Processing of the material for histopathology included staining with haematoxylin and eosin. Colonies of Actinomyces species were well demonstrated within the material, confirming the diagnosis as a nasopalatine duct cyst with secondary actinomyces infection and dystrophic calcification.

Discussion

Nasopalatine cysts are the most prevalent non-odontogenic cyst of the jaw, occurring in up to 1% of the population.² These lesions are often asymptomatic until large, but symptoms of tenderness and rapid swelling can accompany secondary infection. Enucleation is often curative.

Actinomycosis is a rare chronic bacterial infection caused by Actinomyces species, which are Gram-positive anaerobic or micro-aerophilic bacilli with a tendency to form a branching filamentous structure.³ Classically, within Actinomyces infections, small ‘sulphur granules’ may be feature (named after their sulphurous appearance rather than content), which represent large colonies of the bacteria.⁴Actinomyces are commensals of the human oropharynx and can invade local structures when mucosal integrity is breached.⁴ The authors considered it likely that in this case the Actinomyces infection became established via a tract formed between the mouth and (discharging) nasopalatine cyst. Within an actinomycosis lesion, chronically inflamed and necrotic tissue may undergo dystrophic calcification⁵ owing to the precipitation of mineral salts within this material.

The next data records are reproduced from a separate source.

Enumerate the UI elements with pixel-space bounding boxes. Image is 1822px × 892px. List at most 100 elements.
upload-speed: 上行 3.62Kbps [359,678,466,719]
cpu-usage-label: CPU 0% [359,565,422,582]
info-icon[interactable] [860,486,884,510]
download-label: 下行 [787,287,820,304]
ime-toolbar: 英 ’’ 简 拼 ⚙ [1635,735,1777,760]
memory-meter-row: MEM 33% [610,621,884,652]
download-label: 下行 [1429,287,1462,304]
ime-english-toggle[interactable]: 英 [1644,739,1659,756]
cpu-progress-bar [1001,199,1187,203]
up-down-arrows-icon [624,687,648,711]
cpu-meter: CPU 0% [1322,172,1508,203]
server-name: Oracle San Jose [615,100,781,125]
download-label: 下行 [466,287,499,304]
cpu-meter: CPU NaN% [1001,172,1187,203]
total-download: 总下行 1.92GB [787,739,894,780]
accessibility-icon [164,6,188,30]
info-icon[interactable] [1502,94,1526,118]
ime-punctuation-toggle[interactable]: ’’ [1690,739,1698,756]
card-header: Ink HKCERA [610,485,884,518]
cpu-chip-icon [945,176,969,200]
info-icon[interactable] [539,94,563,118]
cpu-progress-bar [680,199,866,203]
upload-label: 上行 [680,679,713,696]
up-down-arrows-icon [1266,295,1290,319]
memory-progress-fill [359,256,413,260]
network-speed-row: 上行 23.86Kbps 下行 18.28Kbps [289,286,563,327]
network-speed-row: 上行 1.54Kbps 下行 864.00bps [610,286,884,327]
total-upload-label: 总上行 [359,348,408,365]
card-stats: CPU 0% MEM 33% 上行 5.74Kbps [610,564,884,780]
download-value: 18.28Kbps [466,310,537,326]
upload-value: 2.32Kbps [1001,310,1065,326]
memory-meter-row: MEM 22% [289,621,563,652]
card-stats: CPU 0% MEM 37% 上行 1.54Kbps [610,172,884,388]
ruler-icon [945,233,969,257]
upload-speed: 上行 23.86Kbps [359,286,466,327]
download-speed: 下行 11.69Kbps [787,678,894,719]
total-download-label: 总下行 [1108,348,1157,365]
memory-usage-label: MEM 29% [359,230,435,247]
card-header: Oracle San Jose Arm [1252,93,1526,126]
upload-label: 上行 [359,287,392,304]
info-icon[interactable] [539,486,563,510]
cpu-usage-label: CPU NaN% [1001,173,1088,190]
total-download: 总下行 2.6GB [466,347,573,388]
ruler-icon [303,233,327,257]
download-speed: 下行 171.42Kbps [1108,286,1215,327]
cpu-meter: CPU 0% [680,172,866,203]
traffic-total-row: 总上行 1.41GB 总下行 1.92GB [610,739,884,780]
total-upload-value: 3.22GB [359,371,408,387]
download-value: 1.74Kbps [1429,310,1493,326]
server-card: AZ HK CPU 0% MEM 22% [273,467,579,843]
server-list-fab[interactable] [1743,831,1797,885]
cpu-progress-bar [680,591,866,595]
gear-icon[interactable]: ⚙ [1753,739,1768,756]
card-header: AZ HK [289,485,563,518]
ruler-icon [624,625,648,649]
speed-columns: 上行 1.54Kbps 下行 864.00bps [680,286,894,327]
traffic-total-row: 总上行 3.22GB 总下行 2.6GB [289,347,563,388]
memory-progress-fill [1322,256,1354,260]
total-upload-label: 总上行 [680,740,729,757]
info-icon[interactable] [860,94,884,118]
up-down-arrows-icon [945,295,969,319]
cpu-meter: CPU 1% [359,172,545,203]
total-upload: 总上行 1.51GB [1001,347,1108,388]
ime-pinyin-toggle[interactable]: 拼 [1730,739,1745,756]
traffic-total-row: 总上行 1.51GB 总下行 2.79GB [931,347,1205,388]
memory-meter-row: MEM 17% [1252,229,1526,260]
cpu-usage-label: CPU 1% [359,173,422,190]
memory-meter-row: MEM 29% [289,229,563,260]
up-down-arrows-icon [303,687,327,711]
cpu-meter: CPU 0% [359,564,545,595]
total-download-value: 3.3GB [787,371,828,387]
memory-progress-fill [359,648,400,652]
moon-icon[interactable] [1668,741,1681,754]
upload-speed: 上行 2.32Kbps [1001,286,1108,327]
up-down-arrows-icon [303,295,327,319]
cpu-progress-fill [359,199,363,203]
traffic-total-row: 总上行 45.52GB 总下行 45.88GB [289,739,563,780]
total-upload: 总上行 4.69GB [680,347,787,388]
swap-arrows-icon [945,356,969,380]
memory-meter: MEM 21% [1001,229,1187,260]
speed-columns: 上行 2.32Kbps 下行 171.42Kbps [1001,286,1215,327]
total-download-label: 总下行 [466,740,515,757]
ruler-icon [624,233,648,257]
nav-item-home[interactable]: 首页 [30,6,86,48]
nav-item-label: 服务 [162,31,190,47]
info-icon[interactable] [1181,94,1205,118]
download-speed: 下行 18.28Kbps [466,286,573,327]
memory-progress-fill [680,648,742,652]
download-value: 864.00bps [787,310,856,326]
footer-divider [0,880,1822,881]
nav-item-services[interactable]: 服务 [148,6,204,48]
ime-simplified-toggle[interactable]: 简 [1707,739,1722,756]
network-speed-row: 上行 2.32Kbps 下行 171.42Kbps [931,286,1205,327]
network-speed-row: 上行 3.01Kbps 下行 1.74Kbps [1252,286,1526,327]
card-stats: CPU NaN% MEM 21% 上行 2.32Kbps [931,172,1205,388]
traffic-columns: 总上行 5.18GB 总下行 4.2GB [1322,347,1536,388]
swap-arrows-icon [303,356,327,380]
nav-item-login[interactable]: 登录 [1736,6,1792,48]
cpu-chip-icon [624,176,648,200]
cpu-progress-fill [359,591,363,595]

The resultant calcifications have been described as ‘popcorn-like’ in shape.^5,6 The black colouration of Actinomyces-associated calcifications has been hypothesized to arise from incorporation of products derived from local haemorrhagic events.⁷ While the finding of calcifications associated with an Actinomyces-infected dentigerous cyst has been previously reported,⁷ to the authors' knowledge, the presence of dystrophic calcification within an Actinomyces-infected nasopalatine cyst has not been previously documented. As part of the diagnostic work-up, and to aid in the selection of an appropriate antimicrobial therapy (where indicated), a sample of pus may be submitted for culture and sensitivity testing (although this was not undertaken in this particular case). However, while various antibiotic regimens (often of long duration) have been suggested for the management of actinomycosis, this therapy in itself is not always curative and early surgical removal of the lesion has been recommended.⁸ The requirement for surgical intervention to manage actinomycosis infections is increased if histopathological examination is required, or if there is associated disease, such as the presence of a cystic lesion.

Conclusion

Within an actinomycosis lesion, chronically inflamed and necrotic tissue may undergo dystrophic calcification, and where relevant, should be considered within the differential diagnoses of such presentations. Onward referral to relevant secondary or tertiary care providers should be instituted where the nature of a lesion cannot be determined or predictably managed within a primary care setting.